Apple introduced its refreshed push into artificial intelligence (AI) with ‘Apple Intelligence’ at WWDC 2024 in June. The company announced that iOS 18, iPadOS 18, and macOS Sequoia will support Apple Intelligence, as the AI features are supposed to be resource intensive. The enhancements come from the use of generative large-language models which have been trending in the industry.
Below is an excerpt from The Talk Show Live from WWDC 2024 when Daring Fireball’s John Gruber asked Apple executive officers regarding the exclusivity of Apple Intelligence to only the latest iPhone Pro models:

Giannandrea: “So these models, when you run them at run times, it’s called inference, and the inference of large language models is incredibly computationally expensive. And so it’s a combination of bandwidth in the device, it’s the size of the Apple Neural Engine, it’s the oomph in the device to actually do these models fast enough to be useful. You could, in theory, run these models on a very old device, but it would be so slow that it would not be useful.

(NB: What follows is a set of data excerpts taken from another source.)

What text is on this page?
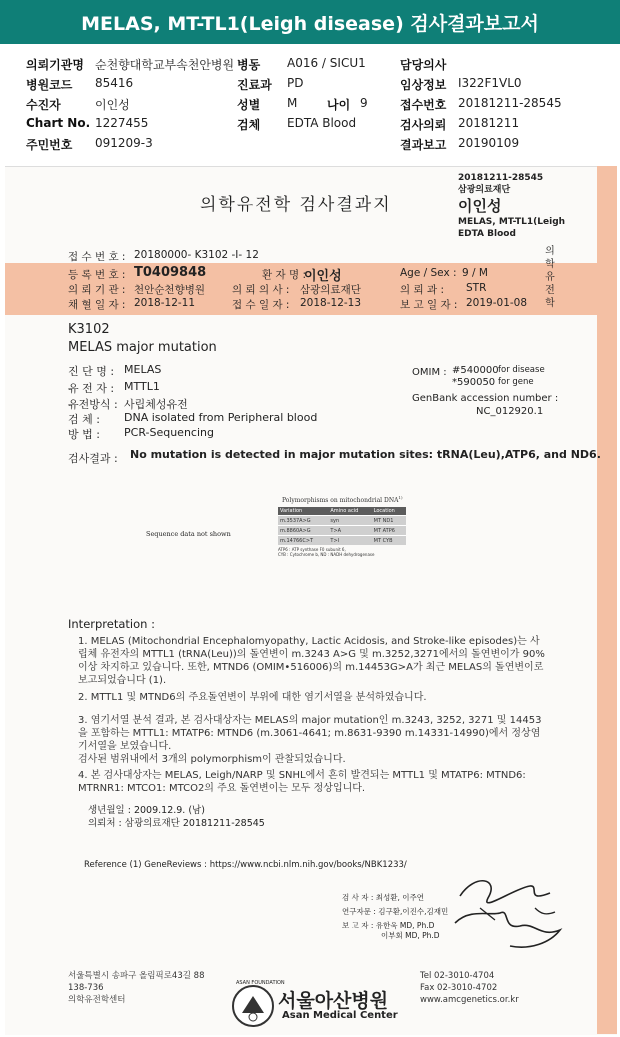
MELAS, MT-TL1(Leigh disease) 검사결과보고서
의뢰기관명 순천향대학교부속천안병원 병동 A016 / SICU1	담당의사
병원코드 85416	진료과 PD	임상정보 I322F1VL0
수진자	이인성	성별 M 나이 9	접수번호 20181211-28545
Chart No. 1227455	검체 EDTA Blood	검사의뢰 20181211
주민번호 091209-3	결과보고 20190109
의학유전학 검사결과지
20181211-28545
삼광의료재단
이인성
MELAS, MT-TL1(Leigh
EDTA Blood
의
학
유
전
학
접 수 번 호 : 20180000- K3102 -I- 12
등 록 번 호 : T0409848	환 자 명 :
이인성	Age / Sex : 9 / M
의 뢰 기 관 : 천안순천향병원	의 뢰 의 사 : 삼광의료재단	의 뢰 과 : STR
채 혈 일 자 : 2018-12-11	접 수 일 자 : 2018-12-13	보 고 일 자 : 2019-01-08
K3102
MELAS major mutation
진 단 명 : MELAS
유 전 자 : MTTL1
유전방식 : 사립체성유전
검 체 : DNA isolated from Peripheral blood
방 법 : PCR-Sequencing
OMIM : #540000 for disease
*590050 for gene
GenBank accession number :
NC_012920.1
검사결과 : No mutation is detected in major mutation sites: tRNA(Leu),ATP6, and ND6.
Sequence data not shown
Polymorphisms on mitochondrial DNA$^{1)}$
Variation	Amino acid	Location
m.3537A>G	syn	MT ND1
m.8860A>G	T>A	MT ATP6
m.14766C>T	T>I	MT CYB
ATP6 : ATP synthase F0 subunit 6,
CYB : Cytochrome b, ND : NADH dehydrogenase
Interpretation :
1. MELAS (Mitochondrial Encephalomyopathy, Lactic Acidosis, and Stroke-like episodes)는 사립체 유전자의 MTTL1 (tRNA(Leu))의 돌연변이 m.3243 A>G 및 m.3252,3271에서의 돌연변이가 90%이상 차지하고 있습니다. 또한, MTND6 (OMIM•516006)의 m.14453G>A가 최근 MELAS의 돌연변이로 보고되었습니다 (1).
2. MTTL1 및 MTND6의 주요돌연변이 부위에 대한 염기서열을 분석하였습니다.
3. 염기서열 분석 결과, 본 검사대상자는 MELAS의 major mutation인 m.3243, 3252, 3271 및 14453을 포함하는 MTTL1: MTATP6: MTND6 (m.3061-4641; m.8631-9390 m.14331-14990)에서 정상염기서열을 보였습니다.
검사된 범위내에서 3개의 polymorphism이 관찰되었습니다.
4. 본 검사대상자는 MELAS, Leigh/NARP 및 SNHL에서 흔히 발견되는 MTTL1 및 MTATP6: MTND6: MTRNR1: MTCO1: MTCO2의 주요 돌연변이는 모두 정상입니다.
생년월일 : 2009.12.9. (남)
의뢰처 : 삼광의료재단 20181211-28545
Reference (1) GeneReviews : https://www.ncbi.nlm.nih.gov/books/NBK1233/
검 사 자 : 최성환, 이주연
연구자문 : 김구환,이진수,김재민
보 고 자 : 유한욱 MD, Ph.D
이부회 MD, Ph.D
서울특별시 송파구 올림픽로43길 88
138-736
의학유전학센터
ASAN FOUNDATION
서울아산병원
Asan Medical Center
Tel 02-3010-4704
Fax 02-3010-4702
www.amcgenetics.or.kr
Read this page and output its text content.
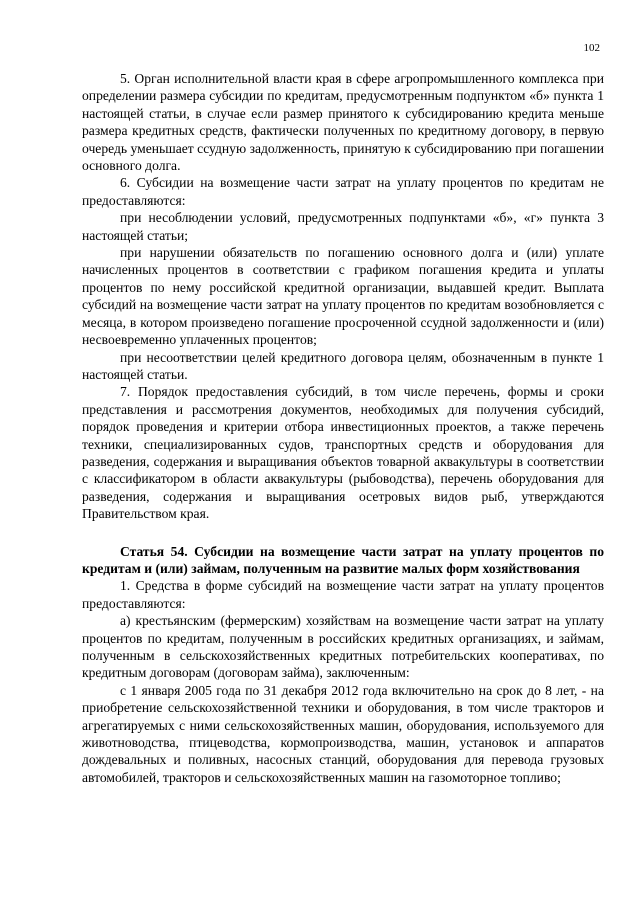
102

5. Орган исполнительной власти края в сфере агропромышленного комплекса при определении размера субсидии по кредитам, предусмотренным подпунктом «б» пункта 1 настоящей статьи, в случае если размер принятого к субсидированию кредита меньше размера кредитных средств, фактически полученных по кредитному договору, в первую очередь уменьшает ссудную задолженность, принятую к субсидированию при погашении основного долга.

6. Субсидии на возмещение части затрат на уплату процентов по кредитам не предоставляются:

при несоблюдении условий, предусмотренных подпунктами «б», «г» пункта 3 настоящей статьи;

при нарушении обязательств по погашению основного долга и (или) уплате начисленных процентов в соответствии с графиком погашения кредита и уплаты процентов по нему российской кредитной организации, выдавшей кредит. Выплата субсидий на возмещение части затрат на уплату процентов по кредитам возобновляется с месяца, в котором произведено погашение просроченной ссудной задолженности и (или) несвоевременно уплаченных процентов;

при несоответствии целей кредитного договора целям, обозначенным в пункте 1 настоящей статьи.

7. Порядок предоставления субсидий, в том числе перечень, формы и сроки представления и рассмотрения документов, необходимых для получения субсидий, порядок проведения и критерии отбора инвестиционных проектов, а также перечень техники, специализированных судов, транспортных средств и оборудования для разведения, содержания и выращивания объектов товарной аквакультуры в соответствии с классификатором в области аквакультуры (рыбоводства), перечень оборудования для разведения, содержания и выращивания осетровых видов рыб, утверждаются Правительством края.

Статья 54. Субсидии на возмещение части затрат на уплату процентов по кредитам и (или) займам, полученным на развитие малых форм хозяйствования

1. Средства в форме субсидий на возмещение части затрат на уплату процентов предоставляются:

а) крестьянским (фермерским) хозяйствам на возмещение части затрат на уплату процентов по кредитам, полученным в российских кредитных организациях, и займам, полученным в сельскохозяйственных кредитных потребительских кооперативах, по кредитным договорам (договорам займа), заключенным:

с 1 января 2005 года по 31 декабря 2012 года включительно на срок до 8 лет, - на приобретение сельскохозяйственной техники и оборудования, в том числе тракторов и агрегатируемых с ними сельскохозяйственных машин, оборудования, используемого для животноводства, птицеводства, кормопроизводства, машин, установок и аппаратов дождевальных и поливных, насосных станций, оборудования для перевода грузовых автомобилей, тракторов и сельскохозяйственных машин на газомоторное топливо;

Gruber: “So it’s not a scheme to sell new iPhones?”
Joswiak: “No, not at all. Otherwise, we would have been smart enough just to do our most recent iPads and Macs, too, wouldn’t we?”
In addition to that, Apple’s software engineering chief Craig Federighi mentioned that the company always tries to bring new features to older devices. However, added that Apple Intelligence requires “hardware” to run and quipped Apple Intelligence as an “extraordinary thing” to run on an iPhone.

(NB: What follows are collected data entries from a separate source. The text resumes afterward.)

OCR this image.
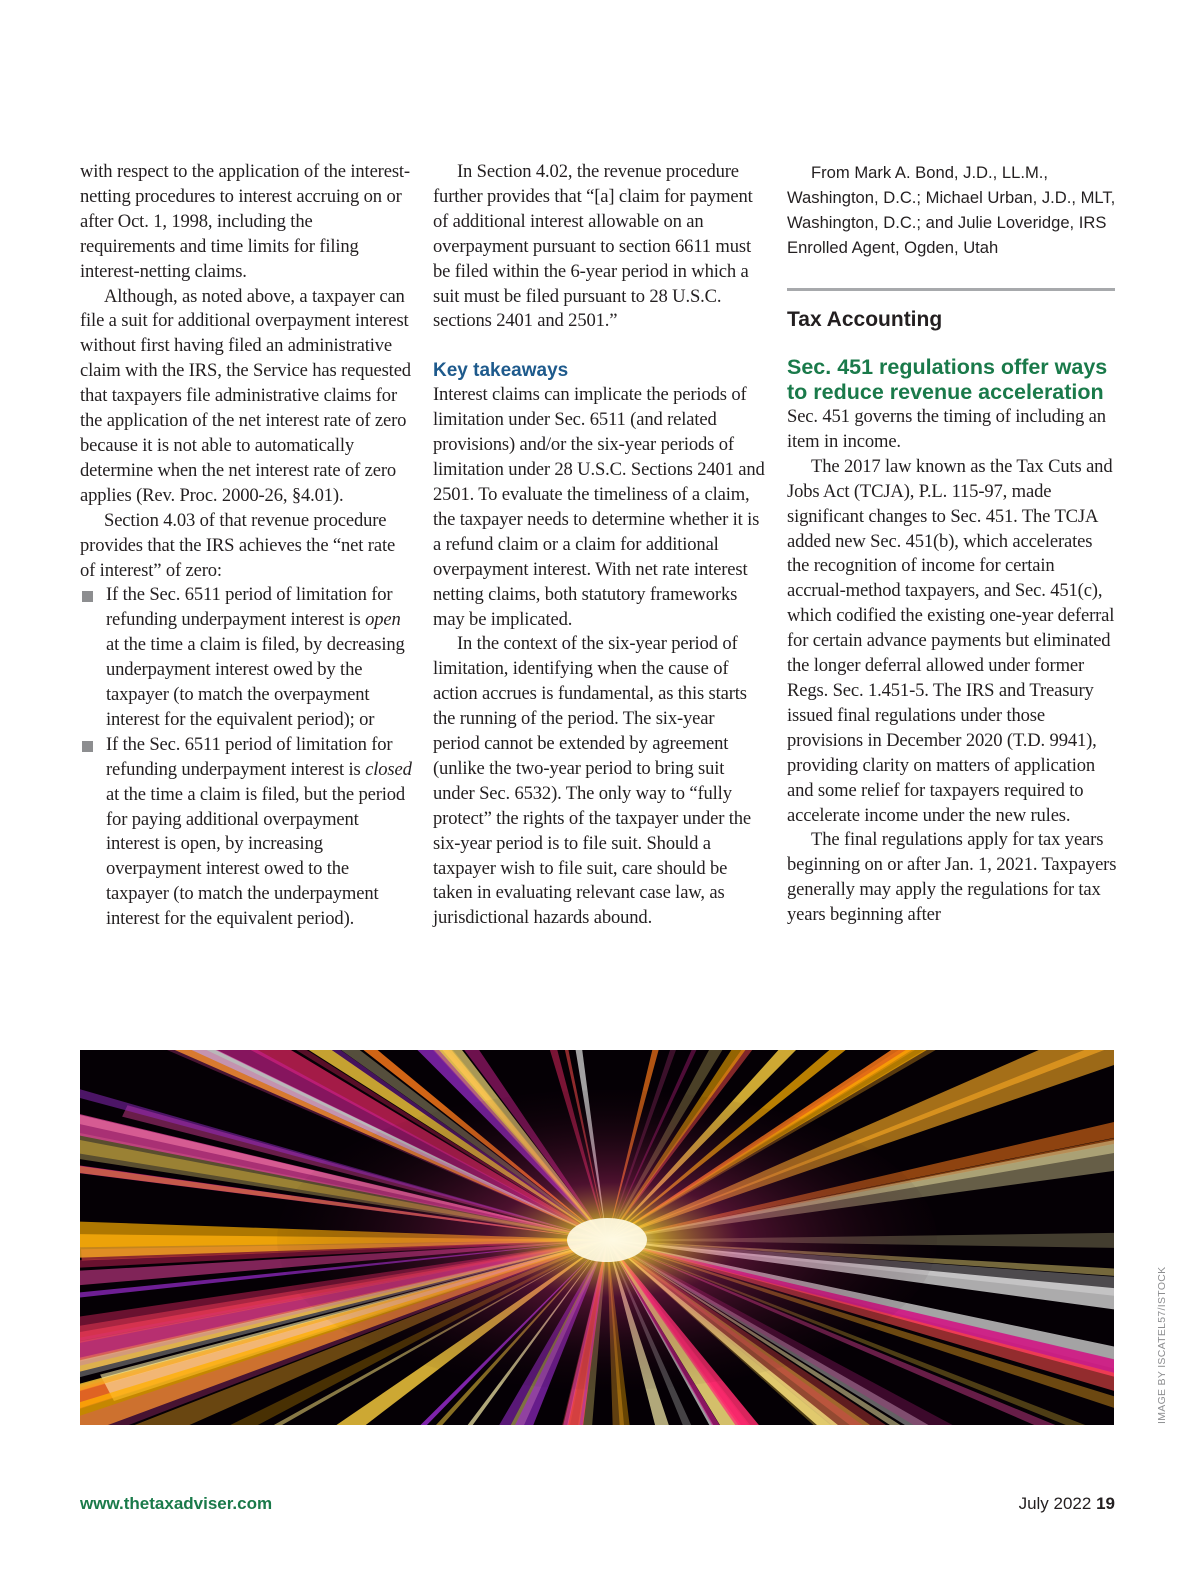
with respect to the application of the interest-netting procedures to interest accruing on or after Oct. 1, 1998, including the requirements and time limits for filing interest-netting claims.

Although, as noted above, a taxpayer can file a suit for additional overpayment interest without first having filed an administrative claim with the IRS, the Service has requested that taxpayers file administrative claims for the application of the net interest rate of zero because it is not able to automatically determine when the net interest rate of zero applies (Rev. Proc. 2000-26, §4.01).

Section 4.03 of that revenue procedure provides that the IRS achieves the “net rate of interest” of zero:

If the Sec. 6511 period of limitation for refunding underpayment interest is open at the time a claim is filed, by decreasing underpayment interest owed by the taxpayer (to match the overpayment interest for the equivalent period); or
If the Sec. 6511 period of limitation for refunding underpayment interest is closed at the time a claim is filed, but the period for paying additional overpayment interest is open, by increasing overpayment interest owed to the taxpayer (to match the underpayment interest for the equivalent period).

In Section 4.02, the revenue procedure further provides that “[a] claim for payment of additional interest allowable on an overpayment pursuant to section 6611 must be filed within the 6-year period in which a suit must be filed pursuant to 28 U.S.C. sections 2401 and 2501.”

Key takeaways

Interest claims can implicate the periods of limitation under Sec. 6511 (and related provisions) and/or the six-year periods of limitation under 28 U.S.C. Sections 2401 and 2501. To evaluate the timeliness of a claim, the taxpayer needs to determine whether it is a refund claim or a claim for additional overpayment interest. With net rate interest netting claims, both statutory frameworks may be implicated.

In the context of the six-year period of limitation, identifying when the cause of action accrues is fundamental, as this starts the running of the period. The six-year period cannot be extended by agreement (unlike the two-year period to bring suit under Sec. 6532). The only way to “fully protect” the rights of the taxpayer under the six-year period is to file suit. Should a taxpayer wish to file suit, care should be taken in evaluating relevant case law, as jurisdictional hazards abound.

From Mark A. Bond, J.D., LL.M., Washington, D.C.; Michael Urban, J.D., MLT, Washington, D.C.; and Julie Loveridge, IRS Enrolled Agent, Ogden, Utah

Tax Accounting
Sec. 451 regulations offer ways to reduce revenue acceleration

Sec. 451 governs the timing of including an item in income.

The 2017 law known as the Tax Cuts and Jobs Act (TCJA), P.L. 115-97, made significant changes to Sec. 451. The TCJA added new Sec. 451(b), which accelerates the recognition of income for certain accrual-method taxpayers, and Sec. 451(c), which codified the existing one-year deferral for certain advance payments but eliminated the longer deferral allowed under former Regs. Sec. 1.451-5. The IRS and Treasury issued final regulations under those provisions in December 2020 (T.D. 9941), providing clarity on matters of application and some relief for taxpayers required to accelerate income under the new rules.

The final regulations apply for tax years beginning on or after Jan. 1, 2021. Taxpayers generally may apply the regulations for tax years beginning after

IMAGE BY ISCATEL57/ISTOCK
www.thetaxadviser.com	July 2022 19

Apple Intelligence is resource intensive
Federighi added that the iPhone 15 Pro models are equipped with the A17 Pro chip which is 2x faster than the A16 chip on the standard iPhone 15 models. System memory (RAM) is also an important aspect to run the new Apple Intelligence features and Apple has set the baseline as minimum of 8GB RAM.
Apple is expected to release the iPhone 16 series in September. It is likely that all the iPhone 16 series devices will be capable of running Apple Intelligence.